How to Autodetect and Validate Common Document Formats in Python
If your application is handling a lot of diverse files/document types in its workflow, an all-in-one document validation solution can certainly come in handy. Thankfully, the API solution provided below is free to use & automatically detects and validates a wide range of common document types. In its response, this API will return the input file extension (to confirm correct autodetection) and subsequently provide key information about that document’s validity. This information includes the following responses:
- “FileFormatExtension” — string identifying autodetected content type
- “DocumentIsValid” — boolean response indicating document validity
- “ErrorCount” — number of errors found in the document
- “WarningCount” — number of warnings found in the document
In addition to the above, a list of error descriptions and error paths may also be provided.

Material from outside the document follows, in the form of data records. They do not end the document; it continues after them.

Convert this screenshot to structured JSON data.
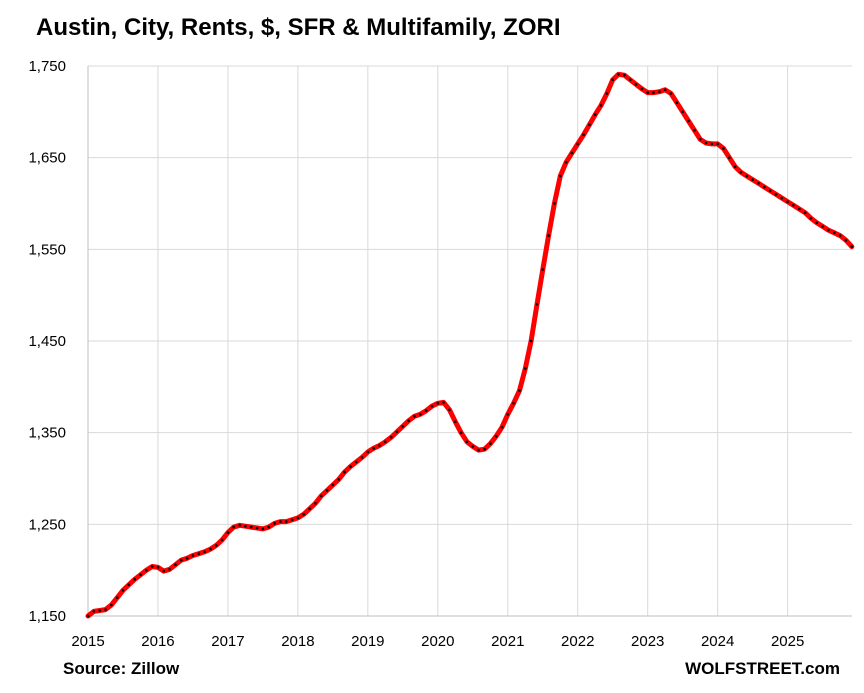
{
  "chart_data": {
    "type": "line",
    "title": "Austin, City, Rents, $, SFR & Multifamily, ZORI",
    "xlabel": "",
    "ylabel": "",
    "source": "Source: Zillow",
    "brand": "WOLFSTREET.com",
    "xlim": [
      2015.0,
      2025.92
    ],
    "ylim": [
      1150,
      1750
    ],
    "y_ticks": [
      1150,
      1250,
      1350,
      1450,
      1550,
      1650,
      1750
    ],
    "y_tick_labels": [
      "1,150",
      "1,250",
      "1,350",
      "1,450",
      "1,550",
      "1,650",
      "1,750"
    ],
    "x_ticks": [
      2015,
      2016,
      2017,
      2018,
      2019,
      2020,
      2021,
      2022,
      2023,
      2024,
      2025
    ],
    "x_tick_labels": [
      "2015",
      "2016",
      "2017",
      "2018",
      "2019",
      "2020",
      "2021",
      "2022",
      "2023",
      "2024",
      "2025"
    ],
    "grid": true,
    "line_color": "#ff0000",
    "marker_color": "#000000",
    "series": [
      {
        "x": [
          2015.0,
          2015.083,
          2015.167,
          2015.25,
          2015.333,
          2015.417,
          2015.5,
          2015.583,
          2015.667,
          2015.75,
          2015.833,
          2015.917,
          2016.0,
          2016.083,
          2016.167,
          2016.25,
          2016.333,
          2016.417,
          2016.5,
          2016.583,
          2016.667,
          2016.75,
          2016.833,
          2016.917,
          2017.0,
          2017.083,
          2017.167,
          2017.25,
          2017.333,
          2017.417,
          2017.5,
          2017.583,
          2017.667,
          2017.75,
          2017.833,
          2017.917,
          2018.0,
          2018.083,
          2018.167,
          2018.25,
          2018.333,
          2018.417,
          2018.5,
          2018.583,
          2018.667,
          2018.75,
          2018.833,
          2018.917,
          2019.0,
          2019.083,
          2019.167,
          2019.25,
          2019.333,
          2019.417,
          2019.5,
          2019.583,
          2019.667,
          2019.75,
          2019.833,
          2019.917,
          2020.0,
          2020.083,
          2020.167,
          2020.25,
          2020.333,
          2020.417,
          2020.5,
          2020.583,
          2020.667,
          2020.75,
          2020.833,
          2020.917,
          2021.0,
          2021.083,
          2021.167,
          2021.25,
          2021.333,
          2021.417,
          2021.5,
          2021.583,
          2021.667,
          2021.75,
          2021.833,
          2021.917,
          2022.0,
          2022.083,
          2022.167,
          2022.25,
          2022.333,
          2022.417,
          2022.5,
          2022.583,
          2022.667,
          2022.75,
          2022.833,
          2022.917,
          2023.0,
          2023.083,
          2023.167,
          2023.25,
          2023.333,
          2023.417,
          2023.5,
          2023.583,
          2023.667,
          2023.75,
          2023.833,
          2023.917,
          2024.0,
          2024.083,
          2024.167,
          2024.25,
          2024.333,
          2024.417,
          2024.5,
          2024.583,
          2024.667,
          2024.75,
          2024.833,
          2024.917,
          2025.0,
          2025.083,
          2025.167,
          2025.25,
          2025.333,
          2025.417,
          2025.5,
          2025.583,
          2025.667,
          2025.75,
          2025.833,
          2025.917
        ],
        "y": [
          1150,
          1155,
          1156,
          1157,
          1162,
          1170,
          1178,
          1184,
          1190,
          1195,
          1200,
          1204,
          1203,
          1199,
          1201,
          1206,
          1211,
          1213,
          1216,
          1218,
          1220,
          1223,
          1227,
          1233,
          1241,
          1247,
          1249,
          1248,
          1247,
          1246,
          1245,
          1247,
          1251,
          1253,
          1253,
          1255,
          1257,
          1261,
          1267,
          1273,
          1281,
          1287,
          1293,
          1299,
          1307,
          1313,
          1318,
          1323,
          1329,
          1333,
          1336,
          1340,
          1345,
          1351,
          1357,
          1363,
          1368,
          1370,
          1374,
          1379,
          1382,
          1383,
          1375,
          1362,
          1350,
          1340,
          1335,
          1331,
          1332,
          1338,
          1346,
          1356,
          1370,
          1382,
          1396,
          1420,
          1450,
          1490,
          1528,
          1565,
          1600,
          1630,
          1645,
          1655,
          1665,
          1675,
          1686,
          1697,
          1707,
          1720,
          1735,
          1741,
          1740,
          1735,
          1730,
          1725,
          1721,
          1721,
          1722,
          1724,
          1720,
          1710,
          1700,
          1690,
          1680,
          1670,
          1666,
          1665,
          1665,
          1660,
          1650,
          1640,
          1634,
          1630,
          1626,
          1622,
          1618,
          1614,
          1610,
          1606,
          1602,
          1598,
          1594,
          1590,
          1584,
          1579,
          1575,
          1571,
          1568,
          1565,
          1560,
          1553
        ]
      }
    ]
  }
}
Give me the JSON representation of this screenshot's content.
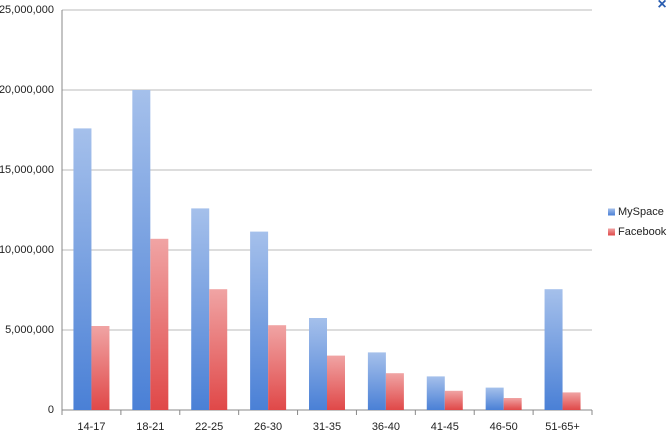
{
  "chart_data": {
    "type": "bar",
    "categories": [
      "14-17",
      "18-21",
      "22-25",
      "26-30",
      "31-35",
      "36-40",
      "41-45",
      "46-50",
      "51-65+"
    ],
    "series": [
      {
        "name": "MySpace",
        "color": "#4a80d6",
        "values": [
          17600000,
          20000000,
          12600000,
          11150000,
          5750000,
          3600000,
          2100000,
          1400000,
          7550000
        ]
      },
      {
        "name": "Facebook",
        "color": "#e04848",
        "values": [
          5250000,
          10700000,
          7550000,
          5300000,
          3400000,
          2300000,
          1200000,
          750000,
          1100000
        ]
      }
    ],
    "ylim": [
      0,
      25000000
    ],
    "yticks": [
      0,
      {
        "value": 5000000,
        "label": "5,000,000"
      },
      {
        "value": 10000000,
        "label": "10,000,000"
      },
      {
        "value": 15000000,
        "label": "15,000,000"
      },
      {
        "value": 20000000,
        "label": "20,000,000"
      },
      {
        "value": 25000000,
        "label": "25,000,000"
      }
    ],
    "grid": true,
    "legend": "right"
  },
  "close_button": "×"
}
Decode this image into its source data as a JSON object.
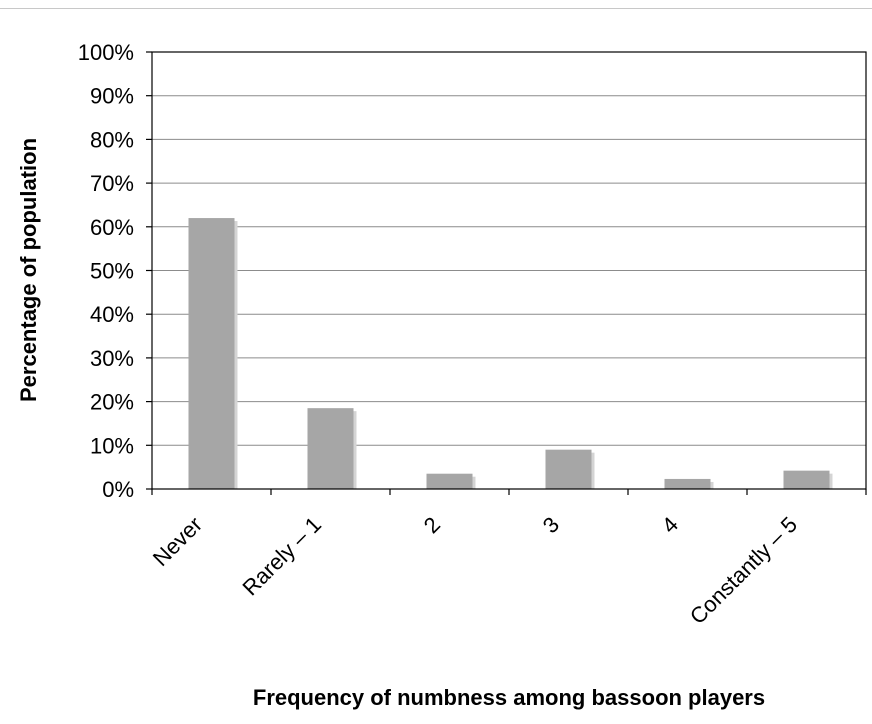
{
  "chart_data": {
    "type": "bar",
    "categories": [
      "Never",
      "Rarely – 1",
      "2",
      "3",
      "4",
      "Constantly – 5"
    ],
    "values": [
      62,
      18.5,
      3.5,
      9,
      2.3,
      4.2
    ],
    "xlabel": "Frequency of numbness among bassoon players",
    "ylabel": "Percentage of population",
    "ylim": [
      0,
      100
    ],
    "yticks": [
      "0%",
      "10%",
      "20%",
      "30%",
      "40%",
      "50%",
      "60%",
      "70%",
      "80%",
      "90%",
      "100%"
    ],
    "grid": true,
    "legend": "none",
    "colors": {
      "bar": "#a6a6a6",
      "bar_shadow": "#d4d4d4",
      "grid": "#8c8c8c",
      "axis": "#000000"
    }
  }
}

To take advantage of this API for free, first grab a free-tier API key from our website (create a free account with zero commitments) and then use the complementary code examples provided below to structure your API call.
Run the following command to install the SDK:
pip install cloudmersive-convert-api-client
Then add the imports and call the function, including your API key in the configuration.api_key field:
from __future__ import print_function
import time
import cloudmersive_convert_api_client
from cloudmersive_convert_api_client.rest import ApiException
from pprint import pprint
# Configure API key authorization: Apikey
configuration = cloudmersive_convert_api_client.Configuration()
configuration.api_key['Apikey'] = 'YOUR_API_KEY'
# create an instance of the API class
api_instance = cloudmersive_convert_api_client.ValidateDocumentApi(cloudmersive_convert_api_client.ApiClient(configuration))
input_file = '/path/to/inputfile' # file | Input file to perform the operation on.
try:
# Autodetect content type and validate
api_response = api_instance.validate_document_autodetect_validation(input_file)
pprint(api_response)
except ApiException as e:
print("Exception when calling ValidateDocumentApi->validate_document_autodetect_validation: %s\n" % e)
That’s all there is to it — no more code required!